– Приветствую вас, госпожа докторша! Узнали меня?

– Да, разумеется. Садитесь.

Я улыбнулась и кивнула, не вставая с кресла. Узнать я его узнала - мой земляк и сосед, приказчик того самого господина Ханнеле, за которого меня едва не отдали, - но вот имя его забыла напрочь, и сознаться в этом было неловко.

– Рад, что у вас все благополучно, дорогая Мария (позволите вас так называть?). Прекрасный дом - его знает вся округа, найти вас не составило труда.

– Да, дом замечательный.

Не зная, о чем с ним говорить, я задала вопрос:

– Какие новости у вас?

Оказалось, этого он и ждал. Тут же убрал с лица улыбку и опечалился.

– Новости скверные, уж извините меня, рад бы привезти хорошие… Ваша приемная матушка очень плоха.

– Господин доктор Майер писал мне, что она хворает.

– Очень плоха, - повторил он, значительно кивая. - Очень. Доктора ей дают меньше месяца.

Я сперва не поняла, потом меня осенило: тетушка Лизбет умирает.

– Да, да.

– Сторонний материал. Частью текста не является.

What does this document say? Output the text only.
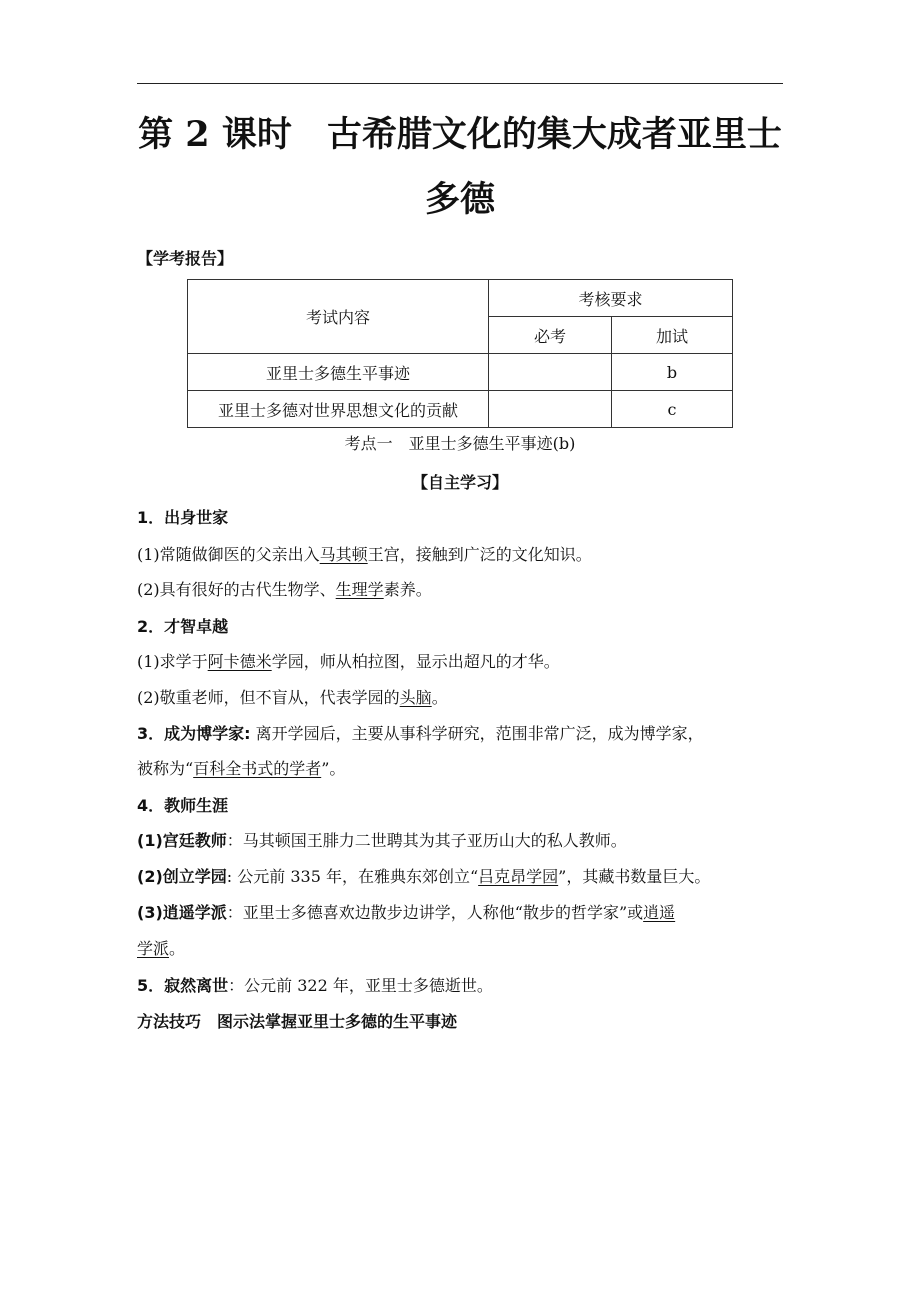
第 2 课时　古希腊文化的集大成者亚里士
多德
【学考报告】
考试内容	考核要求	
	必考	加试
亚里士多德生平事迹		b
亚里士多德对世界思想文化的贡献		c
考点一　亚里士多德生平事迹(b)
【自主学习】
1．出身世家
(1)常随做御医的父亲出入马其顿王宫，接触到广泛的文化知识。
(2)具有很好的古代生物学、生理学素养。
2．才智卓越
(1)求学于阿卡德米学园，师从柏拉图，显示出超凡的才华。
(2)敬重老师，但不盲从，代表学园的头脑。
3．成为博学家: 离开学园后，主要从事科学研究，范围非常广泛，成为博学家，
被称为“百科全书式的学者”。
4．教师生涯
(1)宫廷教师：马其顿国王腓力二世聘其为其子亚历山大的私人教师。
(2)创立学园: 公元前 335 年，在雅典东郊创立“吕克昂学园”，其藏书数量巨大。
(3)逍遥学派：亚里士多德喜欢边散步边讲学，人称他“散步的哲学家”或逍遥
学派。
5．寂然离世：公元前 322 年，亚里士多德逝世。
方法技巧　图示法掌握亚里士多德的生平事迹
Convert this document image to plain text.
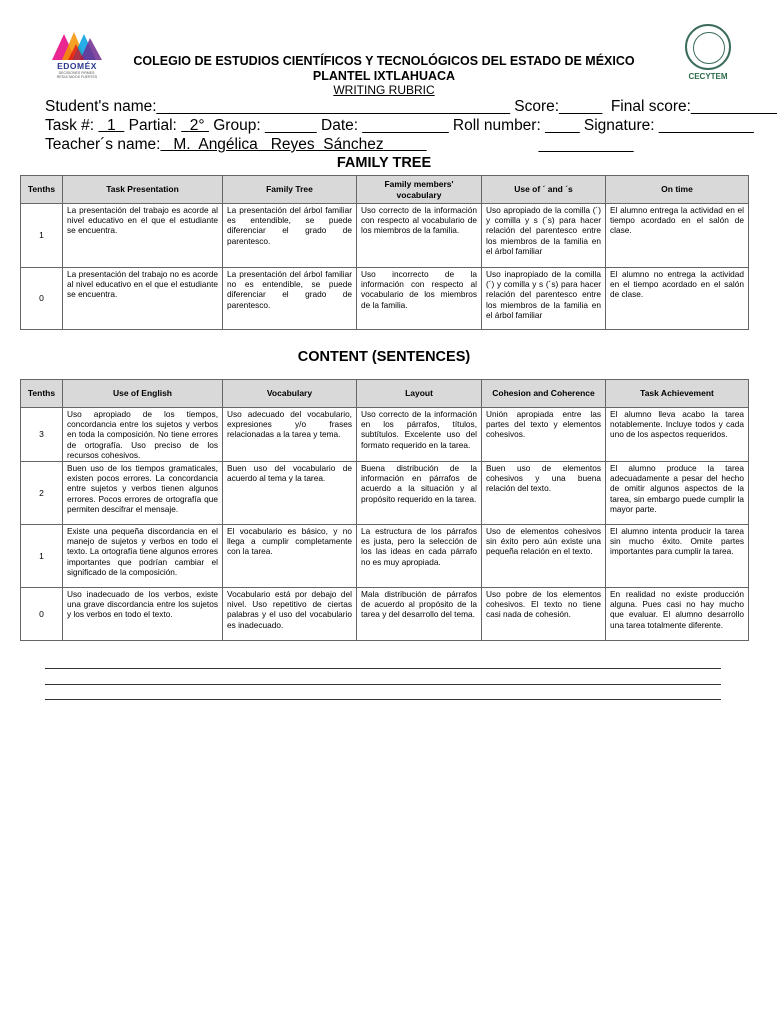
EDOMÉX
DECISIONES FIRMES, RESULTADOS FUERTES	CECYTEM
COLEGIO DE ESTUDIOS CIENTÍFICOS Y TECNOLÓGICOS DEL ESTADO DE MÉXICO
PLANTEL IXTLAHUACA
WRITING RUBRIC
Student's name:_________________________________________ Score:_____ Final score:__________
Task #: 1 Partial: 2° Group: ______ Date: __________ Roll number: ____ Signature: ___________
Teacher´s name: M.  Angélica   Reyes  Sánchez	___________
FAMILY TREE
Tenths	Task Presentation	Family Tree	Family members' vocabulary	Use of ´ and ´s	On time
1	La presentación del trabajo es acorde al nivel educativo en el que el estudiante se encuentra.	La presentación del árbol familiar es entendible, se puede diferenciar el grado de parentesco.	Uso correcto de la información con respecto al vocabulario de los miembros de la familia.	Uso apropiado de la comilla (´) y comilla y s (´s) para hacer relación del parentesco entre los miembros de la familia en el árbol familiar	El alumno entrega la actividad en el tiempo acordado en el salón de clase.
0	La presentación del trabajo no es acorde al nivel educativo en el que el estudiante se encuentra.	La presentación del árbol familiar no es entendible, se puede diferenciar el grado de parentesco.	Uso incorrecto de la información con respecto al vocabulario de los miembros de la familia.	Uso inapropiado de la comilla (´) y comilla y s (´s) para hacer relación del parentesco entre los miembros de la familia en el árbol familiar	El alumno no entrega la actividad en el tiempo acordado en el salón de clase.
CONTENT (SENTENCES)
Tenths	Use of English	Vocabulary	Layout	Cohesion and Coherence	Task Achievement
3	Uso apropiado de los tiempos, concordancia entre los sujetos y verbos en toda la composición. No tiene errores de ortografía. Uso preciso de los recursos cohesivos.	Uso adecuado del vocabulario, expresiones y/o frases relacionadas a la tarea y tema.	Uso correcto de la información en los párrafos, títulos, subtítulos. Excelente uso del formato requerido en la tarea.	Unión apropiada entre las partes del texto y elementos cohesivos.	El alumno lleva acabo la tarea notablemente. Incluye todos y cada uno de los aspectos requeridos.
2	Buen uso de los tiempos gramaticales, existen pocos errores. La concordancia entre sujetos y verbos tienen algunos errores. Pocos errores de ortografía que permiten descifrar el mensaje.	Buen uso del vocabulario de acuerdo al tema y la tarea.	Buena distribución de la información en párrafos de acuerdo a la situación y al propósito requerido en la tarea.	Buen uso de elementos cohesivos y una buena relación del texto.	El alumno produce la tarea adecuadamente a pesar del hecho de omitir algunos aspectos de la tarea, sin embargo puede cumplir la mayor parte.
1	Existe una pequeña discordancia en el manejo de sujetos y verbos en todo el texto. La ortografía tiene algunos errores importantes que podrían cambiar el significado de la composición.	El vocabulario es básico, y no llega a cumplir completamente con la tarea.	La estructura de los párrafos es justa, pero la selección de los las ideas en cada párrafo no es muy apropiada.	Uso de elementos cohesivos sin éxito pero aún existe una pequeña relación en el texto.	El alumno intenta producir la tarea sin mucho éxito. Omite partes importantes para cumplir la tarea.
0	Uso inadecuado de los verbos, existe una grave discordancia entre los sujetos y los verbos en todo el texto.	Vocabulario está por debajo del nivel. Uso repetitivo de ciertas palabras y el uso del vocabulario es inadecuado.	Mala distribución de párrafos de acuerdo al propósito de la tarea y del desarrollo del tema.	Uso pobre de los elementos cohesivos. El texto no tiene casi nada de cohesión.	En realidad no existe producción alguna. Pues casi no hay mucho que evaluar. El alumno desarrollo una tarea totalmente diferente.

Я почему и посмел вас побеспокоить: женщина, что смотрит за ней, говорила, что она спрашивает о вас, дескать, не приехала ли… То есть она вроде как не посылала за вами, но думает или считает, что вы сами… А я как раз еду по делам, вот и решился… Я только того хотел, чтобы вы знали. Не взыщите, если мои слова вам не понравятся, но мой вам совет - собирайтесь в дорогу немедленно, если хотите застать ее среди живых.

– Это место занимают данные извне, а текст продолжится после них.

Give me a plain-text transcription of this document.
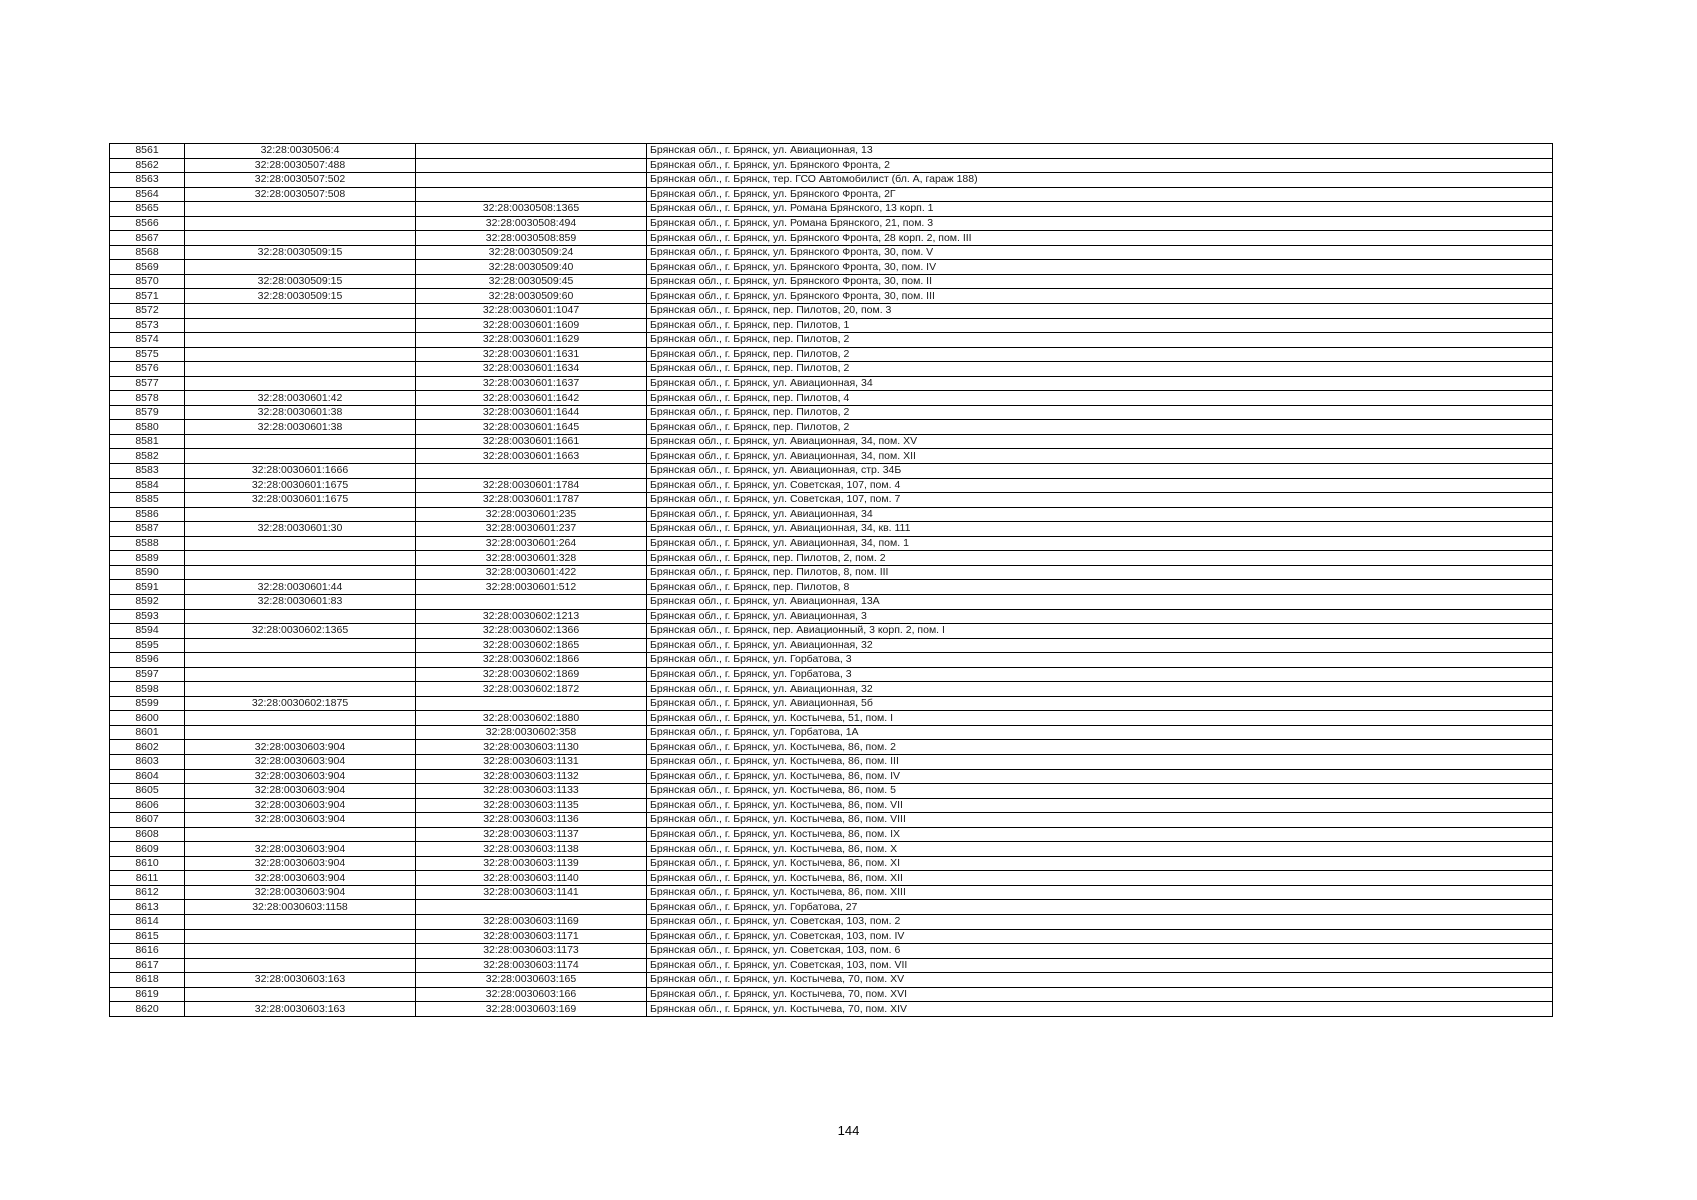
8561	32:28:0030506:4		Брянская обл., г. Брянск, ул. Авиационная, 13
8562	32:28:0030507:488		Брянская обл., г. Брянск, ул. Брянского Фронта, 2
8563	32:28:0030507:502		Брянская обл., г. Брянск, тер. ГСО Автомобилист (бл. А, гараж 188)
8564	32:28:0030507:508		Брянская обл., г. Брянск, ул. Брянского Фронта, 2Г
8565		32:28:0030508:1365	Брянская обл., г. Брянск, ул. Романа Брянского, 13 корп. 1
8566		32:28:0030508:494	Брянская обл., г. Брянск, ул. Романа Брянского, 21, пом. 3
8567		32:28:0030508:859	Брянская обл., г. Брянск, ул. Брянского Фронта, 28 корп. 2, пом. III
8568	32:28:0030509:15	32:28:0030509:24	Брянская обл., г. Брянск, ул. Брянского Фронта, 30, пом. V
8569		32:28:0030509:40	Брянская обл., г. Брянск, ул. Брянского Фронта, 30, пом. IV
8570	32:28:0030509:15	32:28:0030509:45	Брянская обл., г. Брянск, ул. Брянского Фронта, 30, пом. II
8571	32:28:0030509:15	32:28:0030509:60	Брянская обл., г. Брянск, ул. Брянского Фронта, 30, пом. III
8572		32:28:0030601:1047	Брянская обл., г. Брянск, пер. Пилотов, 20, пом. 3
8573		32:28:0030601:1609	Брянская обл., г. Брянск, пер. Пилотов, 1
8574		32:28:0030601:1629	Брянская обл., г. Брянск, пер. Пилотов, 2
8575		32:28:0030601:1631	Брянская обл., г. Брянск, пер. Пилотов, 2
8576		32:28:0030601:1634	Брянская обл., г. Брянск, пер. Пилотов, 2
8577		32:28:0030601:1637	Брянская обл., г. Брянск, ул. Авиационная, 34
8578	32:28:0030601:42	32:28:0030601:1642	Брянская обл., г. Брянск, пер. Пилотов, 4
8579	32:28:0030601:38	32:28:0030601:1644	Брянская обл., г. Брянск, пер. Пилотов, 2
8580	32:28:0030601:38	32:28:0030601:1645	Брянская обл., г. Брянск, пер. Пилотов, 2
8581		32:28:0030601:1661	Брянская обл., г. Брянск, ул. Авиационная, 34, пом. XV
8582		32:28:0030601:1663	Брянская обл., г. Брянск, ул. Авиационная, 34, пом. XII
8583	32:28:0030601:1666		Брянская обл., г. Брянск, ул. Авиационная, стр. 34Б
8584	32:28:0030601:1675	32:28:0030601:1784	Брянская обл., г. Брянск, ул. Советская, 107, пом. 4
8585	32:28:0030601:1675	32:28:0030601:1787	Брянская обл., г. Брянск, ул. Советская, 107, пом. 7
8586		32:28:0030601:235	Брянская обл., г. Брянск, ул. Авиационная, 34
8587	32:28:0030601:30	32:28:0030601:237	Брянская обл., г. Брянск, ул. Авиационная, 34, кв. 111
8588		32:28:0030601:264	Брянская обл., г. Брянск, ул. Авиационная, 34, пом. 1
8589		32:28:0030601:328	Брянская обл., г. Брянск, пер. Пилотов, 2, пом. 2
8590		32:28:0030601:422	Брянская обл., г. Брянск, пер. Пилотов, 8, пом. III
8591	32:28:0030601:44	32:28:0030601:512	Брянская обл., г. Брянск, пер. Пилотов, 8
8592	32:28:0030601:83		Брянская обл., г. Брянск, ул. Авиационная, 13А
8593		32:28:0030602:1213	Брянская обл., г. Брянск, ул. Авиационная, 3
8594	32:28:0030602:1365	32:28:0030602:1366	Брянская обл., г. Брянск, пер. Авиационный, 3 корп. 2, пом. I
8595		32:28:0030602:1865	Брянская обл., г. Брянск, ул. Авиационная, 32
8596		32:28:0030602:1866	Брянская обл., г. Брянск, ул. Горбатова, 3
8597		32:28:0030602:1869	Брянская обл., г. Брянск, ул. Горбатова, 3
8598		32:28:0030602:1872	Брянская обл., г. Брянск, ул. Авиационная, 32
8599	32:28:0030602:1875		Брянская обл., г. Брянск, ул. Авиационная, 5б
8600		32:28:0030602:1880	Брянская обл., г. Брянск, ул. Костычева, 51, пом. I
8601		32:28:0030602:358	Брянская обл., г. Брянск, ул. Горбатова, 1А
8602	32:28:0030603:904	32:28:0030603:1130	Брянская обл., г. Брянск, ул. Костычева, 86, пом. 2
8603	32:28:0030603:904	32:28:0030603:1131	Брянская обл., г. Брянск, ул. Костычева, 86, пом. III
8604	32:28:0030603:904	32:28:0030603:1132	Брянская обл., г. Брянск, ул. Костычева, 86, пом. IV
8605	32:28:0030603:904	32:28:0030603:1133	Брянская обл., г. Брянск, ул. Костычева, 86, пом. 5
8606	32:28:0030603:904	32:28:0030603:1135	Брянская обл., г. Брянск, ул. Костычева, 86, пом. VII
8607	32:28:0030603:904	32:28:0030603:1136	Брянская обл., г. Брянск, ул. Костычева, 86, пом. VIII
8608		32:28:0030603:1137	Брянская обл., г. Брянск, ул. Костычева, 86, пом. IX
8609	32:28:0030603:904	32:28:0030603:1138	Брянская обл., г. Брянск, ул. Костычева, 86, пом. X
8610	32:28:0030603:904	32:28:0030603:1139	Брянская обл., г. Брянск, ул. Костычева, 86, пом. XI
8611	32:28:0030603:904	32:28:0030603:1140	Брянская обл., г. Брянск, ул. Костычева, 86, пом. XII
8612	32:28:0030603:904	32:28:0030603:1141	Брянская обл., г. Брянск, ул. Костычева, 86, пом. XIII
8613	32:28:0030603:1158		Брянская обл., г. Брянск, ул. Горбатова, 27
8614		32:28:0030603:1169	Брянская обл., г. Брянск, ул. Советская, 103, пом. 2
8615		32:28:0030603:1171	Брянская обл., г. Брянск, ул. Советская, 103, пом. IV
8616		32:28:0030603:1173	Брянская обл., г. Брянск, ул. Советская, 103, пом. 6
8617		32:28:0030603:1174	Брянская обл., г. Брянск, ул. Советская, 103, пом. VII
8618	32:28:0030603:163	32:28:0030603:165	Брянская обл., г. Брянск, ул. Костычева, 70, пом. XV
8619		32:28:0030603:166	Брянская обл., г. Брянск, ул. Костычева, 70, пом. XVI
8620	32:28:0030603:163	32:28:0030603:169	Брянская обл., г. Брянск, ул. Костычева, 70, пом. XIV
144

Так он упрекал меня, а я не знала что ответить. До моего срока оставалось недели четыре или шесть. Но если он говорит правду, я могу не успеть. Да и не успею, ибо не сразу же после родов пускаться в путешествие!

– Благодарю вас. Вы сделали доброе дело. - Я поднялась и как могла поклонилась. Гость уставился на мой живот и залился краской.

– Дорогая Мария, но если это не ко времени… я хочу сказать, Господь простит, если вы из опасения за ребенка… то есть я разумею…

– Благодарю вас, - повторила я. Вот почему господин Майер скрывал от меня, как она больна, - ему-то я написала, что жду ребенка.

Сказать по чести, последние годы, что мы с тетушкой Лизбет провели в одном доме, нас не связывало ничего, кроме взаимной досады и ненависти. Но было иное, когда я была маленькой девочкой, и не приехать к ней теперь… Но ребенок, ребенок Кристофа?…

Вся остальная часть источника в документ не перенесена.